Claire Zachanassian spielt in Dürrenmatts \"Besuch der alten Dame\" die Rolle einer alten, aufgedonnerten und bösen Dame. Sie ist die Hauptfigur und Gegenspielerin von Alfred Ill. Durch diverse Unfälle hat Claire Arm und Bein verloren und trägt statt dessen Prothesen. Claire glaubt, sich mit ihrem vielen Geld alles kaufen zu können.
Ihr Leben ist von vielen Schicksalsschlägen gezeichnet. Sie bekam von ihrem früheren Liebhaber Ill ein Kind, doch er ließ sie einfach sitzen. Claire klagte gegen Herrn Ill, verlor aber, da Ill die Zeugen mit einem Liter Schnaps bestochen hatte. Von nun an ging es für Claire immer bergab, sie wurde zu einer Hure und dadurch von der Gesellschaft ausgeschlossen. Schließlich starb auch noch ihr Kind, was den Schmerz den Ill ihr zugefügt hatte noch unerträglicher machte und den Haß auf ihn noch verstärkte.
Claire verließ Güllen und hatte viele Ehemänner, mit denen sie es aber nie lange aushielt. Auf diese Weise hat sie nach einigen Jahren mehrere Milliarden \"zusammen gespart\".
Als Claire jetzt, nach nunmehr 45 Jahren, in ihre Heimatstadt zurückkehrt, ist ihr Haß auf Ill noch genau so groß wie früher. Die vielen Schicksalsschläge, die sie ertragen mußte, haben sie gegenüber anderen Menschen kalt und herzlos werden lassen. Sie hat kein gutes Verhältnis zu ihren Mitmenschen, sie tut zwar immer so, als wolle sie nur das Beste für sie, ist aber im Hinterkopf nur an ihrem eigenen Wohlergehen interessiert. Sie verachtet andere Menschen, das wird zum Beispiel in der Szene deutlich, in der sie ganz ungeschminkt den Tod Alfred Ills fordert. Mit ihrem großzügigen Angebot, der Stadt eine Milliarde zu schenken drängt sie Ill immer mehr ins Abseits. Zunächst wird ihr Angebot abgelehnt, doch zuletzt setzt sie ihren Kopf durch. Jeder Mensch ist käuflich, es kommt nur auf die Summe an. Dieser Satz ist meiner Ansicht nach die Quintessenz des Stückes. Ferner ist sie noch der Auffassung, Gerechtigkeit sei nur etwas für Reiche, und somit hätten die \"gemeinen\" Bürgern den Reichen gegenüber auch keine Rechte.

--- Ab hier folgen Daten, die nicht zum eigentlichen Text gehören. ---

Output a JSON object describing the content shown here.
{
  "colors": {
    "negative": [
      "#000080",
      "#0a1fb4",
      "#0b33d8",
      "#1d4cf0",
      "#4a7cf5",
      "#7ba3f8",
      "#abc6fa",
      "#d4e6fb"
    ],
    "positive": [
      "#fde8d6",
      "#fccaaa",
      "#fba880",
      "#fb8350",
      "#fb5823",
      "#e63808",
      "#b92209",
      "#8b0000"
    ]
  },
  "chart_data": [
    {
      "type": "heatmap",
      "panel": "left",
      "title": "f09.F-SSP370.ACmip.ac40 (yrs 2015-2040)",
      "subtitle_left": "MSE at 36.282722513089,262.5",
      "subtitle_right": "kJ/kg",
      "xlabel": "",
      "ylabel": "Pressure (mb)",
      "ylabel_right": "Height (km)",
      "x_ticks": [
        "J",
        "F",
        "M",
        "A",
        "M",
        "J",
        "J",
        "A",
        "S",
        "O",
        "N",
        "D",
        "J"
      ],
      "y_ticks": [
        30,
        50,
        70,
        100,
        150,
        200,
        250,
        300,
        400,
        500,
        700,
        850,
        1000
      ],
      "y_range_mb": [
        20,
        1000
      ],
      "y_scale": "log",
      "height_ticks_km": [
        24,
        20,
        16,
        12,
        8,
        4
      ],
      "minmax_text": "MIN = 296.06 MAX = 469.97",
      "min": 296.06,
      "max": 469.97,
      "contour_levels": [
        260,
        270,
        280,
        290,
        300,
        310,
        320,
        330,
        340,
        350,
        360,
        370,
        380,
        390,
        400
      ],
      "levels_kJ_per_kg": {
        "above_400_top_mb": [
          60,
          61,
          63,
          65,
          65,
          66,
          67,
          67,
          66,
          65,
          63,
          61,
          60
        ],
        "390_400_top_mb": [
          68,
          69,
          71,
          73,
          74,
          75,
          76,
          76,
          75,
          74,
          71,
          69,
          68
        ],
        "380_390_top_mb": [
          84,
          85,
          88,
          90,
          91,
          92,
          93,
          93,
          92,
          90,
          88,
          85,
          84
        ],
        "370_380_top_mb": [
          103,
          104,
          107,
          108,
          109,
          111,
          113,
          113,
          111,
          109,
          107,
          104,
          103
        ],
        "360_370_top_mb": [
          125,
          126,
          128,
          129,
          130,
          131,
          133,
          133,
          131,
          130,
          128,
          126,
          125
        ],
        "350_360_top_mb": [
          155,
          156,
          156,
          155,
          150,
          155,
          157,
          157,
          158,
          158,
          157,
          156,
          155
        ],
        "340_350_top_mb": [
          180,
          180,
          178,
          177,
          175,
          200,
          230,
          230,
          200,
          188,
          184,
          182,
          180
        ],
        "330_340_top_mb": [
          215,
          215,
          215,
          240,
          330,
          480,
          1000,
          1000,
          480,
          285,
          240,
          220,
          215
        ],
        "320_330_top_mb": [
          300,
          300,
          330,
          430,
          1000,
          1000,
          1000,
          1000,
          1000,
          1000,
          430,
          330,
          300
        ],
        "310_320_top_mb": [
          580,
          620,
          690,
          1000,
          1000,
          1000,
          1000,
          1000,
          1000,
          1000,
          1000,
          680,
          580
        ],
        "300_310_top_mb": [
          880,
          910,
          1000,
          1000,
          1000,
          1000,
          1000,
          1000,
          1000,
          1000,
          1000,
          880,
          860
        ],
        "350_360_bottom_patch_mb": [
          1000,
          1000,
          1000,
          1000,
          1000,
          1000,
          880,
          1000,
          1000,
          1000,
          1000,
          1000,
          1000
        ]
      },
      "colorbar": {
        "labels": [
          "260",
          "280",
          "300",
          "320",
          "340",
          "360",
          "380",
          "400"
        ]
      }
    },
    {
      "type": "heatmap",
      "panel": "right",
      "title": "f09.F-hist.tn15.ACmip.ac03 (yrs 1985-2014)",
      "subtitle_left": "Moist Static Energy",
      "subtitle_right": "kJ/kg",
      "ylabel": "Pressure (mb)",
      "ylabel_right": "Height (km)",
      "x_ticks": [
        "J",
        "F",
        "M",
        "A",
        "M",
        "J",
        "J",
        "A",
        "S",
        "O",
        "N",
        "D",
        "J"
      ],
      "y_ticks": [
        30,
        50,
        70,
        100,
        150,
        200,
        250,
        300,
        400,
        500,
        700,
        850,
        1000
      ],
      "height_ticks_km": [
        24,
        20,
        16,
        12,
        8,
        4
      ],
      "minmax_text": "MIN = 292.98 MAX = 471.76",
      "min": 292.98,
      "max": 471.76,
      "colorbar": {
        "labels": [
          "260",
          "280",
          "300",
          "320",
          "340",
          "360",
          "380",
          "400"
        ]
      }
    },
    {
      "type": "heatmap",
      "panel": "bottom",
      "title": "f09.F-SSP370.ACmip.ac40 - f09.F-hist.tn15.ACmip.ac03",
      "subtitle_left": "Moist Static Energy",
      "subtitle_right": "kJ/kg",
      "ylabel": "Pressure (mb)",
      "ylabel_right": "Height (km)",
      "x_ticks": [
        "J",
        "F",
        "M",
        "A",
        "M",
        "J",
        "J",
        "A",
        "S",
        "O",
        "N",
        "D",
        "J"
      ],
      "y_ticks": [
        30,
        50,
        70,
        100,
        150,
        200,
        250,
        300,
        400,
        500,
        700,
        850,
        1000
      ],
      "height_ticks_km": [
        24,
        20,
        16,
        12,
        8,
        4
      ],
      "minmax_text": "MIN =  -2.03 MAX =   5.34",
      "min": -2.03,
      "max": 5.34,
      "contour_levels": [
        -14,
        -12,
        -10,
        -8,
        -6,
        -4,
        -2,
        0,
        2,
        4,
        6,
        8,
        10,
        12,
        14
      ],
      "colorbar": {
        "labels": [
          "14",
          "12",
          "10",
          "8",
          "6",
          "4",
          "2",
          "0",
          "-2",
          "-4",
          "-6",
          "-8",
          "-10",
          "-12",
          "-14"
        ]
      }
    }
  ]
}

Ich denke, daß Claires Verhalten gegenüber Ill nicht fair, aber in unserer heutigen Zeit durchaus denkbar ist. Aber ich kann den Haß auf Ill nachvollziehen, weil er ihr Leben wirklich ruiniert hat. Claire wäre bestimmt nicht so herzlos und hart geworden, wenn all diese Schicksalsschläge nicht passiert wären. Also denke ich, daß man Claires Charakter mit Toleranz begegnen sollte und auch auf ihr früheres Leben achten sollte. Claire hätte sich wahrscheinlich anders entwickelt, wenn die Gesellschaft andere Wertvorstellungen gehabt hätte. Denn in der Gesellschaft ist heute Geld und Macht mehr wert als die Mitmenschen. Claire ist also praktisch ein Opfer der Gesellschaft. Dürrenmatt will mit Claires Charakter unsere heutige Gesellschaft widerspiegeln.